カイはそのスキルをノワールと共に見る。そこには『スイカ割り』と『勘斬り』と書かれていた。


技スキル『スイカ割り』

・スイカを破壊する

《敵の目の前にスイカを出現させて、それを剣で破壊して攻撃》


技スキル『勘斬り』

・『目つぶし』状態または『幻惑』状態にかかった状態の初撃の攻撃を当てる

《攻撃力の30%の威力で攻撃。『目つぶし』状態、『幻惑』状態なら初撃のみ必中、威力が100%》



「まあ、ゴミスキルなのかな。『勘斬り』の方は使い道あるかもしれないけど」

「この言い方だと、『勘斬り』は通常時に使うと攻撃力の30%で使うあまり使えない技ですけど、『目つぶし』、『幻惑』なら必中と言うのは面白いかもしれませんね。回避率が高いモンスターでも必中ということでしょうし」

「ああ、そう言う使い道があるのか。それは便利かもしれないな。後で攻撃力が高い、ブランかパルスに渡すか」

「そうですね。彼女たちも『目つぶし耐性』はまだ持っていませんし、こちらから能動的にうまく使えるかもしれません。ところで次は私もしたいのですが」

「ああ、わかったわかった」


カイはインベントリからスイカを出したのち、ノワールに木の棒を渡す。同様にしてカイは『ブラインド』を使ってノワールを目つぶし状態にして、スイカ割りを楽しんだ。といっても2人でやるものではないとすぐに気づいて、7つスイカは余ったのだが。

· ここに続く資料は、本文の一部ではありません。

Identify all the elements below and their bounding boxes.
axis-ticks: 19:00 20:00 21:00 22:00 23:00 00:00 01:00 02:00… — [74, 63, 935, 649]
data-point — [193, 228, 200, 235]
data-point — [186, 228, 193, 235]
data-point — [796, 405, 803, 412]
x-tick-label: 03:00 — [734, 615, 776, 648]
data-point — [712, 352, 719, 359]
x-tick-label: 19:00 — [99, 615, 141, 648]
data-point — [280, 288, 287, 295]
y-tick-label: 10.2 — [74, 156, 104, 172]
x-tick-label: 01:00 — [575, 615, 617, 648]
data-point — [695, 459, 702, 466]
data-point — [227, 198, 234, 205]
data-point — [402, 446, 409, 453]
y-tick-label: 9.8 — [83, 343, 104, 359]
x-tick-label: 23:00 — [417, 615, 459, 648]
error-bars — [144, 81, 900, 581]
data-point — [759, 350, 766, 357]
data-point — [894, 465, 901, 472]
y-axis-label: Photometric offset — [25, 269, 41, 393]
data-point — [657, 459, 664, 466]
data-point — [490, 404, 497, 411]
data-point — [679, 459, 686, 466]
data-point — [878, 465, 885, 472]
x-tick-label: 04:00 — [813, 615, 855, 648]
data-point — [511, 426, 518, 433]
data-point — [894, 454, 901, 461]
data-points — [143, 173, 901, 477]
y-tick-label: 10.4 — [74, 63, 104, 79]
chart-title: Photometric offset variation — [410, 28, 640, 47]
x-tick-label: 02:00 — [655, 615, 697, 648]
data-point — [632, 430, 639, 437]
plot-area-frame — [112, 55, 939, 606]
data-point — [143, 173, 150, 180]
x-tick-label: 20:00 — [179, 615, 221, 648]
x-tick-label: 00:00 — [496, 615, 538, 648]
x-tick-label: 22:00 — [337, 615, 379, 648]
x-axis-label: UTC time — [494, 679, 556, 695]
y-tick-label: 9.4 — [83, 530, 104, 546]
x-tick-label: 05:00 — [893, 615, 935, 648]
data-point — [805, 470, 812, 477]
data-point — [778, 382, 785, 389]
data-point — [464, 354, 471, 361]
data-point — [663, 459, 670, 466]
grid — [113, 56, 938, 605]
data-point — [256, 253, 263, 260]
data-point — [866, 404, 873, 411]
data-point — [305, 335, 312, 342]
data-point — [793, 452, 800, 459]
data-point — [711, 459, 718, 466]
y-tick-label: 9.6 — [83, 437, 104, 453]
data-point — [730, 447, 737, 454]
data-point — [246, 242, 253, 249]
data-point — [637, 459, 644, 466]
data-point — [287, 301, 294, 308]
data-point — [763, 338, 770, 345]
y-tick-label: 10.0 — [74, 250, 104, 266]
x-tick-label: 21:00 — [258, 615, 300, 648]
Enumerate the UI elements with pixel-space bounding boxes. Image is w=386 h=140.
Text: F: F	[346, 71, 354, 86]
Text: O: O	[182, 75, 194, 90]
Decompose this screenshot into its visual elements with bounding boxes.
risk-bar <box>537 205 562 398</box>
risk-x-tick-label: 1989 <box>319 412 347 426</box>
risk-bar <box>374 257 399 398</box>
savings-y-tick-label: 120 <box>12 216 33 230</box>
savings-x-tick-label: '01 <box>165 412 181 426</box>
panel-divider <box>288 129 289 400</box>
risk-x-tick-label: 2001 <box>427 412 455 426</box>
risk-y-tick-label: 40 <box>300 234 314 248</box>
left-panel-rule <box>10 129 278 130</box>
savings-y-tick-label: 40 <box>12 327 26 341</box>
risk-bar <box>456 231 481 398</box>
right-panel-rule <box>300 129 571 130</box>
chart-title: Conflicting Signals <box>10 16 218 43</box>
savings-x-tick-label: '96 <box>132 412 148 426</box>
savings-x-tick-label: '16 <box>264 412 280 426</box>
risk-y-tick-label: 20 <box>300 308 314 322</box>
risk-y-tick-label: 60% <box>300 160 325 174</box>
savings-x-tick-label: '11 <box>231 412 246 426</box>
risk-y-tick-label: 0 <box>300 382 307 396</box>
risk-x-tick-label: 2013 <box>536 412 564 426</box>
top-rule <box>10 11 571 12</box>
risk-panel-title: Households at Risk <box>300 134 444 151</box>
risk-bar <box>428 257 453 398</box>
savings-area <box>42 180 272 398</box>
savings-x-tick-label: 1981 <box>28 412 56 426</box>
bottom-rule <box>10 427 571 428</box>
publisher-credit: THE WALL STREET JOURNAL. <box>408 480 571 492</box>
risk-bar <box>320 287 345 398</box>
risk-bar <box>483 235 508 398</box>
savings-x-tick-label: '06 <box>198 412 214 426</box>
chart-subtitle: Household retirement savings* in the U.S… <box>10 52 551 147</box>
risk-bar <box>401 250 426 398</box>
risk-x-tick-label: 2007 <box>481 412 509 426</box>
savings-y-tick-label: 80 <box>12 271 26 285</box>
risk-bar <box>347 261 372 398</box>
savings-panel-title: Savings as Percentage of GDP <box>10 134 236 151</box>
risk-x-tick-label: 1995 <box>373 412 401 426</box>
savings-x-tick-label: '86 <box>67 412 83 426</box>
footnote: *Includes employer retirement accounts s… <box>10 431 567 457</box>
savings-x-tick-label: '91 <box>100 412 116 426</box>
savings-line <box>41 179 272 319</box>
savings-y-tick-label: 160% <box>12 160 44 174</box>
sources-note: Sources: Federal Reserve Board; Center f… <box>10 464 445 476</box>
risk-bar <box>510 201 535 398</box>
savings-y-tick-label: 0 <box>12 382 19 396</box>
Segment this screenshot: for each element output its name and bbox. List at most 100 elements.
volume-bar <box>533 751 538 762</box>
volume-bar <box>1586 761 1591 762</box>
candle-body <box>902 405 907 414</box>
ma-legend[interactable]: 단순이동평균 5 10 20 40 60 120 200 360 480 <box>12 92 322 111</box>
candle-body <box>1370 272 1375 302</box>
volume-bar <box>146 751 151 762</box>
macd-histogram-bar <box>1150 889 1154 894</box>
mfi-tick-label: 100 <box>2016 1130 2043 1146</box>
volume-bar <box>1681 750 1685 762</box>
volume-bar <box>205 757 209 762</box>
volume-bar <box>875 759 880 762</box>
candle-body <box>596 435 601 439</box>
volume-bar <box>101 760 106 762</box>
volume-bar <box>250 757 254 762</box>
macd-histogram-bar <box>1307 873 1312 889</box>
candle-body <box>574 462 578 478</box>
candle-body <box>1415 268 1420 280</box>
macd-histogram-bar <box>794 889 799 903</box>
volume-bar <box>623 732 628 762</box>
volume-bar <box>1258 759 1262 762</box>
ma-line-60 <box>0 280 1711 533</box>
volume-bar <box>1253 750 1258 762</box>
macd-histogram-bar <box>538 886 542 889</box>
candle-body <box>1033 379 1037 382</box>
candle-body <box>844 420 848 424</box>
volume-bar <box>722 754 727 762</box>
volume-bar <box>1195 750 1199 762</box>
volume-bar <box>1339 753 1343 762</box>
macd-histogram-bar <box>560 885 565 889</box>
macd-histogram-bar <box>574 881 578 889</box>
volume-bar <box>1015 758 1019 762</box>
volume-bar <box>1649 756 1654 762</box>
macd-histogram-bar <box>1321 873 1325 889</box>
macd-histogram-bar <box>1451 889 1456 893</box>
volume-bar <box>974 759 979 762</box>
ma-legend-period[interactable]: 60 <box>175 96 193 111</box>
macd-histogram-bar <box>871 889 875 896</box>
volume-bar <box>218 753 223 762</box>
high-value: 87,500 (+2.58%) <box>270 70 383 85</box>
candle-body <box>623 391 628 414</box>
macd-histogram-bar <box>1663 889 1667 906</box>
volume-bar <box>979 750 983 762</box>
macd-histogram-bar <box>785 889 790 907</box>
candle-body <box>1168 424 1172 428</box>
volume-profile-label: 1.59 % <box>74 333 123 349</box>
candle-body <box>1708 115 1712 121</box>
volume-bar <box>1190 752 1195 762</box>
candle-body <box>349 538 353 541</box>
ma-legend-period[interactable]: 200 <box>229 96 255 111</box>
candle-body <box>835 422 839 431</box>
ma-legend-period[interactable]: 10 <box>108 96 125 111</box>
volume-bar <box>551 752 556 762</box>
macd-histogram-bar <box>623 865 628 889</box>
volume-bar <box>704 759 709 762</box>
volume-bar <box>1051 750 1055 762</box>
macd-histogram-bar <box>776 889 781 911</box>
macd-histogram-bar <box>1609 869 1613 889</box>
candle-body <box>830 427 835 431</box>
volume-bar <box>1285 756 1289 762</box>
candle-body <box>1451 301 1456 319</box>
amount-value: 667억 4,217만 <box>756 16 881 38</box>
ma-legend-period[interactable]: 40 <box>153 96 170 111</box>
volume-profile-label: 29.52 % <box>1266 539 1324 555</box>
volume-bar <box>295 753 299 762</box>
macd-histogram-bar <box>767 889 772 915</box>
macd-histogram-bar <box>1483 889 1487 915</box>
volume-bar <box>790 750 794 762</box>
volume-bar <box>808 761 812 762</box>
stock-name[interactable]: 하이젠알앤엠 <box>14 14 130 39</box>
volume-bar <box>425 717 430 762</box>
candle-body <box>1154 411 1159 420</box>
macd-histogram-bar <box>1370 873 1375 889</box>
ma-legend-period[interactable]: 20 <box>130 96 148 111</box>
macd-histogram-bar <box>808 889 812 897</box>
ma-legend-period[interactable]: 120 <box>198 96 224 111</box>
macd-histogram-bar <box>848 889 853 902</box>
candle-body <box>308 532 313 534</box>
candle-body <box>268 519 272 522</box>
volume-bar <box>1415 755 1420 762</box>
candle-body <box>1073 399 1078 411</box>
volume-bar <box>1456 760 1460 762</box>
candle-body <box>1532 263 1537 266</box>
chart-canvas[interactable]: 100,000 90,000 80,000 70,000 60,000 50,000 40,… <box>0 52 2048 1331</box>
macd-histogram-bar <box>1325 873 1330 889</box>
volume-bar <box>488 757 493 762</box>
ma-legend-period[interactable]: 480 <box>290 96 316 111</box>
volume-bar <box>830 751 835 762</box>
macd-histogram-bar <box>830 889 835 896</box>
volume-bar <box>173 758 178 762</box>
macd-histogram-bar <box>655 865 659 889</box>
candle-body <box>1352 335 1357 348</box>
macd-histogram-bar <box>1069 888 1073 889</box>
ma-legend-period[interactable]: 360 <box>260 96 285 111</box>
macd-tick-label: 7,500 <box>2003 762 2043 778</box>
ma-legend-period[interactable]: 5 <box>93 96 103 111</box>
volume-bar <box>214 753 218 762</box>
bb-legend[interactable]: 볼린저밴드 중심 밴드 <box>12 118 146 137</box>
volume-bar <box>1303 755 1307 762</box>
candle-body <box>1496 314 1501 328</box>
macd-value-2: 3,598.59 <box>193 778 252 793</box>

そうこうしているとマリンが海から帰ってくる。陸上に上がると濡れていた体は乾くのだから便利なものである。


「どうでした? 何か面白いものでもありましたか?」

「いやあ、特になかったわね。でも水中は結構きれいだったわよ。あまり奥に行き過ぎるとフィールドに出ちゃうから遠くまではいけなかったけど」

「まあ、安全に『水泳』のスキルをとるための場所って考えられるな。後は普通に楽しむためか」



3人がその後、他愛もない会話をしながら町の中心へと戻っていると、カイのもとへメッセージが届く。それはリクからであった。

そこには『極大衝撃波』は、2層の西のフィールドボスモンスターと戦っていたら偶然手に入ったとのことだった。取得条件は、炎属性のスキルでとどめを刺すというものであった。